Register for the AAUP NEPA Alliance Conference April 7th

Come to the 2018 AAUP NEPA Alliance Conference

“At Risk On Campus”

Co-sponsored by King’s College & Wilkes University AAUP Chapters


Saturday, April 7, 8:30-4:30pm

Wilkes University Student Center Ballroom

(Full breakfast, lunch, and snacks included)


$40 early-bird registration available until March 28:

One of four speakers: Dr. Javier Avila

Session title: “Visible: Breaking the Tradition of Otherness and Exclusion in Higher Education.”

Abstract: Dr. Ávila’s presentation will shed light on the concept of otherness as it relates to students of color and their challenges in higher education in terms of expectations, mentorship, student life, and the academic experience. An examination of several areas of representation–the media, literature, faculty, and the curriculum–will raise questions and provide possible solutions regarding the issue of at-risk students on campus.

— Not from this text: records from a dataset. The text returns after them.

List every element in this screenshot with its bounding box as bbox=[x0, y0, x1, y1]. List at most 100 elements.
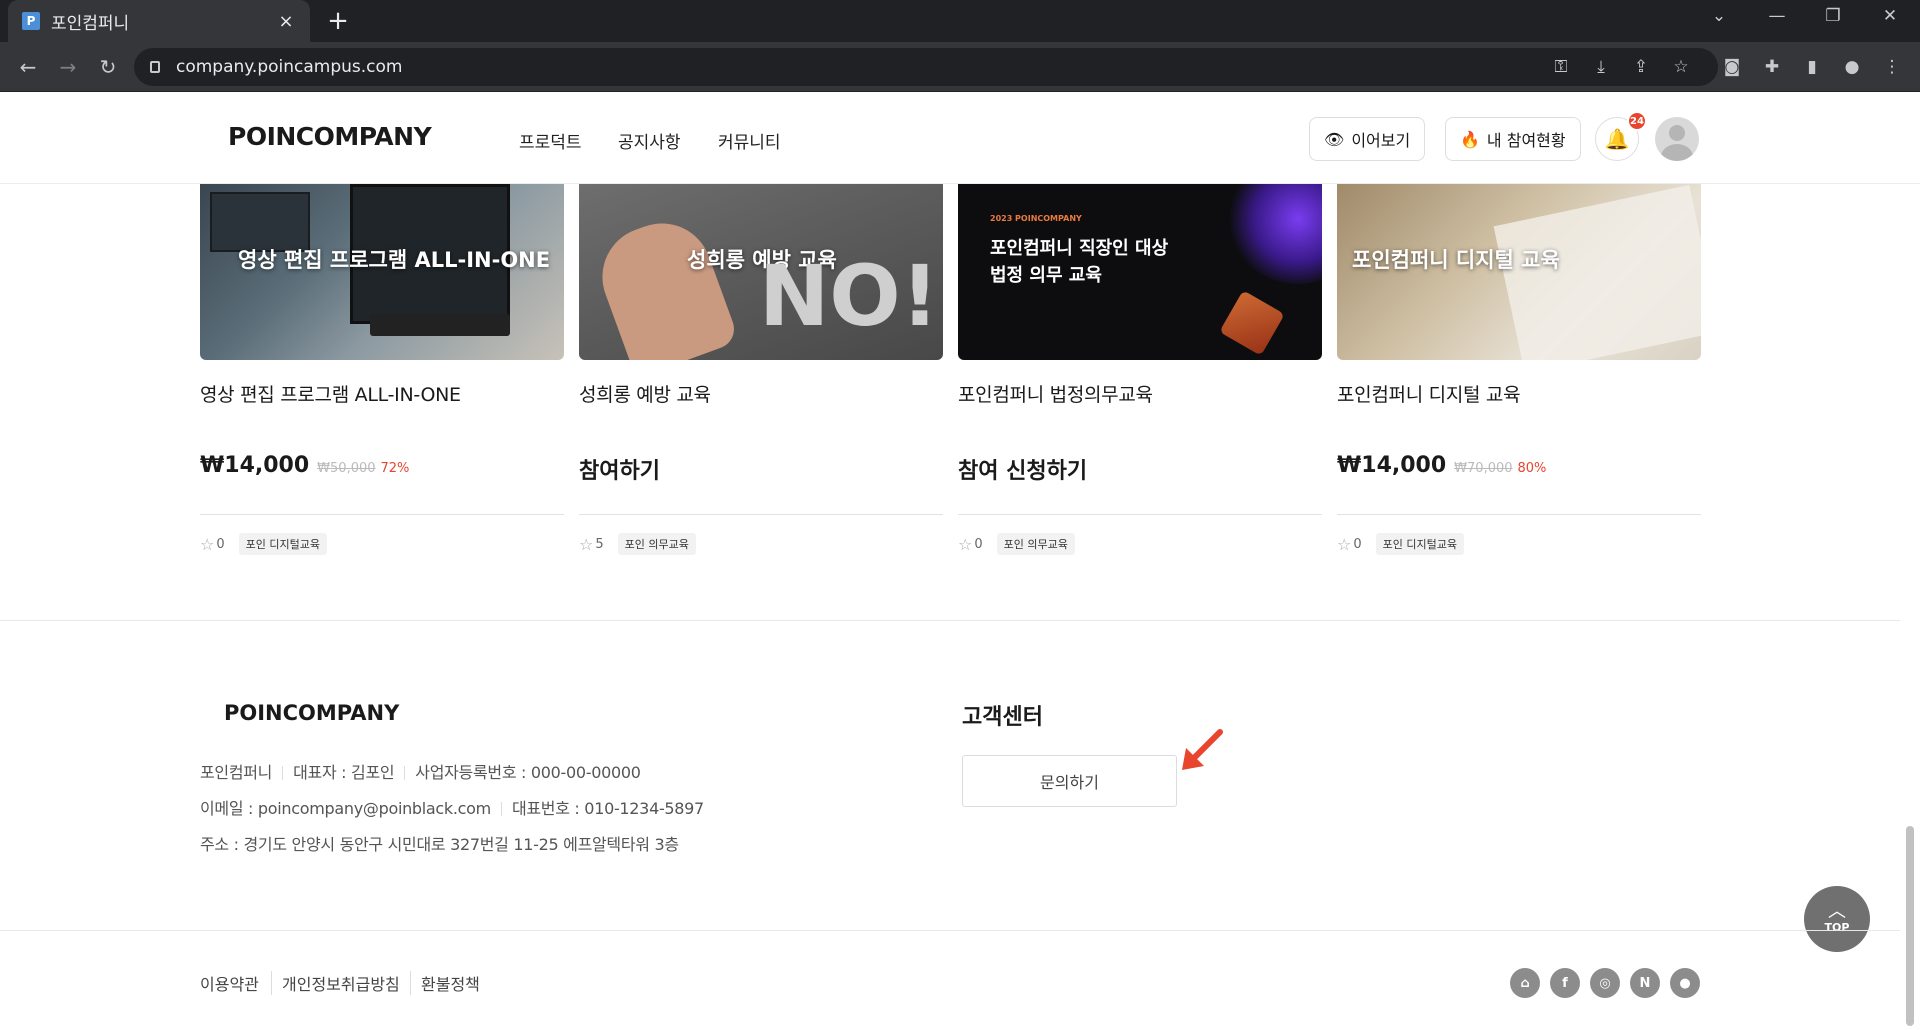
price-row: 참여하기 bbox=[579, 453, 943, 515]
customer-center-title: 고객센터 bbox=[962, 705, 1043, 730]
nav-community[interactable]: 커뮤니티 bbox=[718, 128, 781, 153]
product-thumbnail: 영상 편집 프로그램 ALL-IN-ONE bbox=[200, 184, 564, 360]
apply-label: 참여 신청하기 bbox=[958, 459, 1088, 484]
tab-title: 포인컴퍼니 bbox=[51, 13, 130, 34]
bookmark-star-icon[interactable]: ☆ bbox=[1665, 51, 1697, 83]
page-scrollbar[interactable] bbox=[1906, 826, 1914, 1026]
rating-count: 0 bbox=[216, 536, 225, 552]
product-title[interactable]: 포인컴퍼니 법정의무교육 bbox=[958, 380, 1322, 407]
privacy-link[interactable]: 개인정보취급방침 bbox=[271, 971, 400, 995]
url-text: company.poincampus.com bbox=[176, 57, 403, 77]
category-tag: 포인 의무교육 bbox=[996, 533, 1075, 555]
footer-links: 이용약관 개인정보취급방침 환불정책 ⌂ f ◎ N ● bbox=[0, 930, 1900, 1030]
naver-icon[interactable]: N bbox=[1630, 968, 1660, 998]
new-tab-button[interactable]: + bbox=[324, 6, 352, 36]
product-card[interactable]: 포인컴퍼니 디지털 교육 포인컴퍼니 디지털 교육 ₩14,000 ₩70,00… bbox=[1337, 184, 1701, 555]
thumbnail-line-2: 법정 의무 교육 bbox=[990, 265, 1102, 286]
star-icon: ☆ bbox=[958, 534, 973, 554]
company-name: 포인컴퍼니 bbox=[200, 763, 273, 782]
email-text: 이메일 : poincompany@poinblack.com bbox=[200, 799, 491, 818]
footer-info: POINCOMPANY 포인컴퍼니 대표자 : 김포인 사업자등록번호 : 000-… bbox=[0, 620, 1900, 930]
key-icon[interactable]: ⚿ bbox=[1545, 51, 1577, 83]
forward-icon[interactable]: → bbox=[52, 51, 84, 83]
product-card[interactable]: 2023 POINCOMPANY 포인컴퍼니 직장인 대상 법정 의무 교육 포… bbox=[958, 184, 1322, 555]
price: ₩14,000 bbox=[1337, 453, 1447, 478]
browser-tab[interactable]: P 포인컴퍼니 × bbox=[8, 0, 310, 42]
rating-count: 0 bbox=[974, 536, 983, 552]
home-icon[interactable]: ⌂ bbox=[1510, 968, 1540, 998]
continue-watching-button[interactable]: 👁 이어보기 bbox=[1309, 117, 1426, 161]
minimize-icon[interactable]: — bbox=[1757, 6, 1797, 26]
original-price: ₩50,000 bbox=[317, 461, 376, 476]
discount-rate: 80% bbox=[1517, 461, 1547, 476]
browser-toolbar: ← → ↻ company.poincampus.com ⚿ ⤓ ⇪ ☆ ◙ ✚… bbox=[0, 42, 1920, 92]
thumbnail-eyebrow: 2023 POINCOMPANY bbox=[990, 214, 1082, 223]
inquiry-button[interactable]: 문의하기 bbox=[962, 755, 1177, 807]
back-icon[interactable]: ← bbox=[12, 51, 44, 83]
thumbnail-title: 포인컴퍼니 디지털 교육 bbox=[1352, 248, 1560, 272]
restore-icon[interactable]: ❐ bbox=[1813, 6, 1853, 26]
price-row: 참여 신청하기 bbox=[958, 453, 1322, 515]
avatar[interactable] bbox=[1655, 117, 1699, 161]
product-title[interactable]: 영상 편집 프로그램 ALL-IN-ONE bbox=[200, 380, 564, 407]
extensions-icon[interactable]: ✚ bbox=[1756, 51, 1788, 83]
favicon-icon: P bbox=[22, 12, 40, 30]
hand-shape bbox=[588, 209, 740, 360]
orange-shape bbox=[1219, 290, 1285, 356]
product-thumbnail: 성희롱 예방 교육 NO! bbox=[579, 184, 943, 360]
phone-text: 대표번호 : 010-1234-5897 bbox=[511, 799, 704, 818]
chevron-up-icon: ︿ bbox=[1828, 900, 1846, 922]
rating-count: 5 bbox=[595, 536, 604, 552]
category-tag: 포인 의무교육 bbox=[617, 533, 696, 555]
thumbnail-title: 영상 편집 프로그램 ALL-IN-ONE bbox=[238, 248, 551, 272]
close-tab-icon[interactable]: × bbox=[276, 11, 296, 32]
close-window-icon[interactable]: ✕ bbox=[1870, 6, 1910, 26]
category-tag: 포인 디지털교육 bbox=[238, 533, 327, 555]
share-icon[interactable]: ⇪ bbox=[1625, 51, 1657, 83]
camera-icon[interactable]: ◙ bbox=[1716, 51, 1748, 83]
eye-icon: 👁 bbox=[1324, 129, 1345, 149]
original-price: ₩70,000 bbox=[1454, 461, 1513, 476]
terms-link[interactable]: 이용약관 bbox=[200, 971, 259, 995]
product-meta: ☆ 0 포인 디지털교육 bbox=[200, 533, 564, 555]
tab-search-icon[interactable]: ⌄ bbox=[1699, 6, 1739, 26]
thumbnail-big-text: NO! bbox=[759, 247, 940, 345]
product-title[interactable]: 포인컴퍼니 디지털 교육 bbox=[1337, 380, 1701, 407]
fire-icon: 🔥 bbox=[1460, 129, 1480, 149]
nav-products[interactable]: 프로덕트 bbox=[519, 128, 582, 153]
price-row: ₩14,000 ₩70,000 80% bbox=[1337, 453, 1701, 515]
product-meta: ☆ 0 포인 디지털교육 bbox=[1337, 533, 1701, 555]
participate-label: 참여하기 bbox=[579, 459, 660, 484]
product-title[interactable]: 성희롱 예방 교육 bbox=[579, 380, 943, 407]
price-row: ₩14,000 ₩50,000 72% bbox=[200, 453, 564, 515]
lock-icon bbox=[150, 61, 160, 73]
product-card[interactable]: 성희롱 예방 교육 NO! 성희롱 예방 교육 참여하기 ☆ 5 포인 의무교육 bbox=[579, 184, 943, 555]
purple-glow bbox=[1228, 184, 1322, 284]
product-thumbnail: 포인컴퍼니 디지털 교육 bbox=[1337, 184, 1701, 360]
facebook-icon[interactable]: f bbox=[1550, 968, 1580, 998]
install-icon[interactable]: ⤓ bbox=[1585, 51, 1617, 83]
ceo-name: 대표자 : 김포인 bbox=[293, 763, 395, 782]
instagram-icon[interactable]: ◎ bbox=[1590, 968, 1620, 998]
address-bar[interactable]: company.poincampus.com bbox=[134, 48, 1718, 86]
chat-icon[interactable]: ● bbox=[1670, 968, 1700, 998]
divider bbox=[282, 766, 284, 780]
product-meta: ☆ 5 포인 의무교육 bbox=[579, 533, 943, 555]
reload-icon[interactable]: ↻ bbox=[92, 51, 124, 83]
profile-icon[interactable]: ● bbox=[1836, 51, 1868, 83]
divider bbox=[404, 766, 406, 780]
refund-link[interactable]: 환불정책 bbox=[410, 971, 480, 995]
side-panel-icon[interactable]: ▮ bbox=[1796, 51, 1828, 83]
my-participation-button[interactable]: 🔥 내 참여현황 bbox=[1445, 117, 1581, 161]
discount-rate: 72% bbox=[380, 461, 410, 476]
menu-icon[interactable]: ⋮ bbox=[1876, 51, 1908, 83]
footer-logo: POINCOMPANY bbox=[224, 701, 400, 725]
product-card[interactable]: 영상 편집 프로그램 ALL-IN-ONE 영상 편집 프로그램 ALL-IN-… bbox=[200, 184, 564, 555]
site-logo[interactable]: POINCOMPANY bbox=[228, 122, 432, 151]
contact-line: 이메일 : poincompany@poinblack.com 대표번호 : 01… bbox=[200, 795, 704, 819]
keyboard-shape bbox=[370, 314, 510, 336]
site-header: POINCOMPANY 프로덕트 공지사항 커뮤니티 👁 이어보기 🔥 내 참여… bbox=[0, 92, 1920, 184]
business-number: 사업자등록번호 : 000-00-00000 bbox=[415, 763, 641, 782]
product-thumbnail: 2023 POINCOMPANY 포인컴퍼니 직장인 대상 법정 의무 교육 bbox=[958, 184, 1322, 360]
nav-notices[interactable]: 공지사항 bbox=[618, 128, 681, 153]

Bio: Javier Ávila’s distinguished career began in the Caribbean, where he taught English at the University of Puerto Rico for eight years. He moved to Pennsylvania and became a beloved educator at Northampton Community College. His extraordinary work with students earned him the 2015 Pennsylvania Professor of the Year Award sponsored by the Carnegie Foundation for the Advancement of Teaching and the Council for the Advancement and Support of Education.

In addition to his accomplishments in academia, Ávila is a renowned poet and novelist whose literary excellence propelled him to international recognition. His bestselling novel Different became an award-winning motion picture entitled Miente, which was screened in over a dozen countries. His poetry books The Symmetry of Time and The Dead Man’s Position earned him prestigious awards by the Pen Club and The Puerto Rico Institute of Culture, respectively. Other books—Broken Glass on the Carpet, The Professor in Ruins, and The Oldest Profession—cemented his reputation as a celebrated writer. Ávila’s books have been part of university curricula for years. He frequently visits colleges to discuss his work, motivating students to become better readers and writers. Audiences praise Ávila’s recent work for being a powerful voice for Latinos in the U.S.